Spicer turned off the ceiling light and turned on the bedside lamp.

‘Did you say something?’ asked Spicer.

‘No,’ said Annette.

‘It sounded to me rather like “it’s because I’m so earthy and practical.”’

‘I wouldn’t be so smart-alecky, Spicer,’ said Annette. ‘I just sort of groaned, I think.’

‘I hope so,’ said Spicer, ‘because I can do without the wisecracks. Especially at this time of night.’

‘Spicer,’ said Annette, ‘if it’s two-thirty in the morning, where have you been?’

‘Walking, thinking, dealing with my shadow-side.’

‘Is that the whale?’ asked Annette. ‘Sorry, I was joking. You must mean the uroboric primal principle.’

‘I wish you wouldn’t talk about what you don’t understand, Annette.’

‘I’m sorry. Can you tell me what uroboric means?’

‘The uroboros is the circular snake biting its tail,’ Spicer said.

‘I see,’ said Annette.

‘I don’t think you do,’ said Spicer. ‘It’s the symbol of the psychic state of the beginning. I am a creative man, Annette.’

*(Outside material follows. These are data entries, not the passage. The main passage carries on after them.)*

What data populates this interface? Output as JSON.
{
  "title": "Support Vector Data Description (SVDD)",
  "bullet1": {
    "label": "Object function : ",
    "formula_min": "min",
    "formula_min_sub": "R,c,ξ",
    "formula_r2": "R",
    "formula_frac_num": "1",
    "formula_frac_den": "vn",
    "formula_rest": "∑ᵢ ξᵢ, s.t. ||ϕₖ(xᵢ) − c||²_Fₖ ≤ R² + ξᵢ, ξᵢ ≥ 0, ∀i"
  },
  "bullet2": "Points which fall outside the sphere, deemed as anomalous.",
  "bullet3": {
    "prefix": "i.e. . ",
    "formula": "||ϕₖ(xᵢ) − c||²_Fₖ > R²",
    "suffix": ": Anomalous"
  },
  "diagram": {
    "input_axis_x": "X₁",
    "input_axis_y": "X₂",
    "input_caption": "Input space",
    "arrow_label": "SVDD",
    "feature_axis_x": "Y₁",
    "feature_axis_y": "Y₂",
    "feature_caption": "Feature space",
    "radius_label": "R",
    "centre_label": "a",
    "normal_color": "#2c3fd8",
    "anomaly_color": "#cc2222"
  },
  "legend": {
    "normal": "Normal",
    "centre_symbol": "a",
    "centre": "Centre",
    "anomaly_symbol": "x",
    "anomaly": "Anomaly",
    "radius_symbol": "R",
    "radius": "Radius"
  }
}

‘Of course you are, my darling,’ said Annette.

‘A romantic.’

‘I know, my sweet,’ said Annette.

‘My conscious ego takes on the female role, just as yours does the masculine. That’s the case for everyone.’

‘So?’ asked Annette. ‘What’s the problem?’

‘There are power struggles going on inside me. In the creative, romantic male the mother archetype in the collective unconscious tries to take over, so I find myself fascinated by certain things. I can’t help it.’

‘What sort of thing, Spicer?’ asked Annette.

‘It’s known as uroboric incest,’ said Spicer. ‘I believe.’

‘Dr Rhea tells you all this?’

‘Yes. It’s dangerous, perilous, Annette,’ said Spicer. ‘It can lead to madness, or death. God, I wish I were married to someone who understood me.’